Il faudrait que la littérature des familles entre à l’école. Rejeter « Oui Oui », « Martine » c’est rejeter la culture familiale de l’enfant surtout que les livres de l’école présentent trop souvent un monde idéal où il n’y a pas de problèmes d’argent, où les adultes sont formidables…
Exemple : le rituel du coucher où les parents sont toujours bienveillants et patients. Seules 17 à 18% des familles lisent des albums le soir à leurs enfants et ...75% de ces parents sont des enseignants !
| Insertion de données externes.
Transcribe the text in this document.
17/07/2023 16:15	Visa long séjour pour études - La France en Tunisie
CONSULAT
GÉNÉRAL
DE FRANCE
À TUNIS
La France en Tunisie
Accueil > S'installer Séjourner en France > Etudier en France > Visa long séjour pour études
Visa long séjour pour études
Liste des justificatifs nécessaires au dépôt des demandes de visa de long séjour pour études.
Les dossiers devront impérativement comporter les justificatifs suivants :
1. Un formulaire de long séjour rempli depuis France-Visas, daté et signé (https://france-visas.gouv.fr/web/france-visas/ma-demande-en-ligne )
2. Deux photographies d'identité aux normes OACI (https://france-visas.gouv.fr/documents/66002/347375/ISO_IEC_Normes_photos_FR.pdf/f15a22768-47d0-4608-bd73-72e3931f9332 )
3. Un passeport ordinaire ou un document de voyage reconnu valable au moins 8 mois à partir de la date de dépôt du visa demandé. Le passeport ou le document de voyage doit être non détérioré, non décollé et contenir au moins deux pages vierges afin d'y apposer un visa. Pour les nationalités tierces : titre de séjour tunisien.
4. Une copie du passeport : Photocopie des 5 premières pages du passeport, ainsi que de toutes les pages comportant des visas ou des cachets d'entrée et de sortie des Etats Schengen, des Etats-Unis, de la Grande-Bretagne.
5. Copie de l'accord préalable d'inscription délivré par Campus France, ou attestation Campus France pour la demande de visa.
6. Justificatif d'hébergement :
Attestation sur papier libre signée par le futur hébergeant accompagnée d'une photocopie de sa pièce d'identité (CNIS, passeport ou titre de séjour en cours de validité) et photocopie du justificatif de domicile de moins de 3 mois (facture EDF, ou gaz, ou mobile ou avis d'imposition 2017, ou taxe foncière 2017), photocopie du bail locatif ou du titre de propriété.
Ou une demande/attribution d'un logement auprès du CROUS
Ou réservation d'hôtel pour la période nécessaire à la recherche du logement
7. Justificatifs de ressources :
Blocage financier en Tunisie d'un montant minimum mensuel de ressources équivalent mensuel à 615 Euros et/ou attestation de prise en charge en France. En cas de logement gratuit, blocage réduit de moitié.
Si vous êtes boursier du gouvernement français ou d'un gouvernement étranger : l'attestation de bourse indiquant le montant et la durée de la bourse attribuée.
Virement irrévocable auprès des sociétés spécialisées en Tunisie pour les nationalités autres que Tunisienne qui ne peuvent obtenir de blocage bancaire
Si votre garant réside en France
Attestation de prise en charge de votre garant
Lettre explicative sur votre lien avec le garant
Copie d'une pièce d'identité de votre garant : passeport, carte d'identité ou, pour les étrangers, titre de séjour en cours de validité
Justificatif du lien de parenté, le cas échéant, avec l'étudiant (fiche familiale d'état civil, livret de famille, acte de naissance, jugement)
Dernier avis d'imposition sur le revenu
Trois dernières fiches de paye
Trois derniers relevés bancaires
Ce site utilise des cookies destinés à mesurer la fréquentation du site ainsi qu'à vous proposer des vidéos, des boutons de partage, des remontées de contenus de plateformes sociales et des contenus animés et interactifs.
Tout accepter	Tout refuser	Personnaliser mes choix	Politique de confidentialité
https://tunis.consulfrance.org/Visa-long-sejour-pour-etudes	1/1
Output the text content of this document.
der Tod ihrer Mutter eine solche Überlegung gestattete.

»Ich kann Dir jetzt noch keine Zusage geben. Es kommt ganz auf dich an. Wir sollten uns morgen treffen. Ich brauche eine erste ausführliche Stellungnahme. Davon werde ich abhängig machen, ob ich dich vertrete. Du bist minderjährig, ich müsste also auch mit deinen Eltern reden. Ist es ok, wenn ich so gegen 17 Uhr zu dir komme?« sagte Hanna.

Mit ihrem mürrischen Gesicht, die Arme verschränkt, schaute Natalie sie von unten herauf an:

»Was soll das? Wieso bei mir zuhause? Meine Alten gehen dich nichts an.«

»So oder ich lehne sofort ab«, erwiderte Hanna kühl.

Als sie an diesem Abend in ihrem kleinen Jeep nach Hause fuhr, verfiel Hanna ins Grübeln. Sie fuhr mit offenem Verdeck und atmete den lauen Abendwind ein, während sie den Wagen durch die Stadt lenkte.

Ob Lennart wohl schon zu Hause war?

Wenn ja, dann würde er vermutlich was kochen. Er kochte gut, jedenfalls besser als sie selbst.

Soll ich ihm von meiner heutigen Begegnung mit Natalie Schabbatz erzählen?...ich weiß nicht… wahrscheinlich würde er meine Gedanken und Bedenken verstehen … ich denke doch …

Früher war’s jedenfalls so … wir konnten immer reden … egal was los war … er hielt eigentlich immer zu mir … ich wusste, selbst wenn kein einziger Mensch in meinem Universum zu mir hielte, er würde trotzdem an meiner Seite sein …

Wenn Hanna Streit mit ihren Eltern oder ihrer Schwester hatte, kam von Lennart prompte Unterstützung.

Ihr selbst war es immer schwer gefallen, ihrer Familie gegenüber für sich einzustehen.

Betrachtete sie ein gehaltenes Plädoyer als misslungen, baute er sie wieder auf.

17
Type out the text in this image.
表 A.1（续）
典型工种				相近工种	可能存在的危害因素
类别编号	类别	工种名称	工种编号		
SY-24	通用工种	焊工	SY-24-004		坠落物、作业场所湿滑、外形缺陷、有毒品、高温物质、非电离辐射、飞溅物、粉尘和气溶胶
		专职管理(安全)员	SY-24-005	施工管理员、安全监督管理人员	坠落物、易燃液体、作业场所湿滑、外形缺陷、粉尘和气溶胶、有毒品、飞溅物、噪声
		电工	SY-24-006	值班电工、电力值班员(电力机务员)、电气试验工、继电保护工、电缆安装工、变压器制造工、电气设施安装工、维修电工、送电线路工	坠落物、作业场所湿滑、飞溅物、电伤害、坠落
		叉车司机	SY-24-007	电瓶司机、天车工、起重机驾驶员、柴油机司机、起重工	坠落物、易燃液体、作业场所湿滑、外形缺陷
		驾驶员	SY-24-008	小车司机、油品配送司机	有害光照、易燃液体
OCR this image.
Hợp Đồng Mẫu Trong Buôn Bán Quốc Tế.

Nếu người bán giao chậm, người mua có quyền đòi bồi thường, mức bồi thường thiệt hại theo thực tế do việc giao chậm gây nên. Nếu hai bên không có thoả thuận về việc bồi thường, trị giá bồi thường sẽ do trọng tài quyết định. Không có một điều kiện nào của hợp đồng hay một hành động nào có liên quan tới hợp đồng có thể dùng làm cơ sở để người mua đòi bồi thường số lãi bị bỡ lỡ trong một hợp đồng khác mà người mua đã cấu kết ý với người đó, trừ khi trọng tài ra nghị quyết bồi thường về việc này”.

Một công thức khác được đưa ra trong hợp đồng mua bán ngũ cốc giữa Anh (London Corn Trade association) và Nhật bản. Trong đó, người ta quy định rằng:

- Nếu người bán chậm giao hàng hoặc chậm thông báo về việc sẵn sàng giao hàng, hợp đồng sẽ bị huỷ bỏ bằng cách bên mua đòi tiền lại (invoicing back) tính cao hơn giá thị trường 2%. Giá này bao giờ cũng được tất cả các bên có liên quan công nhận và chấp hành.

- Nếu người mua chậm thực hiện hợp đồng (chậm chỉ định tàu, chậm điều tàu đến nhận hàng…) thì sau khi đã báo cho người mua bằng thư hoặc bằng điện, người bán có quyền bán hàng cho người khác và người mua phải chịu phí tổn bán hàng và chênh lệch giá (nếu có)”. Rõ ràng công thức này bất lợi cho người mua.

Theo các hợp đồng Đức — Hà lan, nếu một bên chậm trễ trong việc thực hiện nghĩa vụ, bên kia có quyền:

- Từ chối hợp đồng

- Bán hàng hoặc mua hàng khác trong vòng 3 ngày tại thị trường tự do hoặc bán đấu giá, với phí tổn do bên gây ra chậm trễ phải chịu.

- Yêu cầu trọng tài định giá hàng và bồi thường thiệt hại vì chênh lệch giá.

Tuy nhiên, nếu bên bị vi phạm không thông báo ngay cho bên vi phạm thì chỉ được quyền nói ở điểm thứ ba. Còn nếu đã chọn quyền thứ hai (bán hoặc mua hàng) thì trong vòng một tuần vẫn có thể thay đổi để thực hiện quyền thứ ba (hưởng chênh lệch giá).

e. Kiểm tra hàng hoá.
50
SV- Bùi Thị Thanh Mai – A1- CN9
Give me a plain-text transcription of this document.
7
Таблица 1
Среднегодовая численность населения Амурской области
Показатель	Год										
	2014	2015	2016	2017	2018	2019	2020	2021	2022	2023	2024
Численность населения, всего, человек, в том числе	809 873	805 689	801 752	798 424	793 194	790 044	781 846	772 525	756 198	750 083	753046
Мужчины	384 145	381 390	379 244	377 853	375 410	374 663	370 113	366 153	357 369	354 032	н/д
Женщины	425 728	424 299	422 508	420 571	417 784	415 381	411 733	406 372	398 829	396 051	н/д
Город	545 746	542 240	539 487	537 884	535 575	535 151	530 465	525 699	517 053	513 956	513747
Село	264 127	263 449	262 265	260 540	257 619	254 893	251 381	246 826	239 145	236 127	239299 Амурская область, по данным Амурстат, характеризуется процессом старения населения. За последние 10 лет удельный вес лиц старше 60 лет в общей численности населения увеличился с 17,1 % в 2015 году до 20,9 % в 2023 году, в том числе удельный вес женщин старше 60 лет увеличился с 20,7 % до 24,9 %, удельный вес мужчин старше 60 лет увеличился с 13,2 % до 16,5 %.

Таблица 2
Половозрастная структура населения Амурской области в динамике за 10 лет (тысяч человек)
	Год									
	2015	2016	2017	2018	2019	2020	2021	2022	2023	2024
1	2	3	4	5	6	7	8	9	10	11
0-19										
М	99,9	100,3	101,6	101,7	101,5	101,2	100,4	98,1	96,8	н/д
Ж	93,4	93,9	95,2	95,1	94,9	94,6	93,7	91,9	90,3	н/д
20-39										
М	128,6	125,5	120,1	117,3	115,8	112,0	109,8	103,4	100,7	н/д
Les lectures dialoguées maître-texte-élèves

Pour construire progressivement la co-pensée, il faut amener les enfants à pourvoir répondre à des « questions qui tuent » autour des verbes croire, penser, comprendre (à quoi pense le personnage quand il fait ça ?). Ex : dans « Roule galette », comment se fait-il que le renard arrive à manger la galette ?
Pour les plus jeunes ou les moins avancés, le maître va donner sa propre interprétation sur le langage intérieur des personnages (il se pose lui-même les « questions qui tuent »).
Il demandera progressivement aux enfants d’apporter leurs propres éléments de compréhension.

La différenciation pour les élèves en difficulté de compréhension

Proposer des séances supplémentaires préalables, en petits groupes (2 ou 3 élèves), voire individuelles. Choisir des propositions citées dans la partie « Préparer le texte lu ».

En conclusion, le travail de l’enseignant sera de choisir judicieusement les albums, préparer leur présentation, mettre en œuvre une pédagogie de la compréhension par la médiation textuelle.

Compte rendu réalisé par le le groupe départemental maternelle.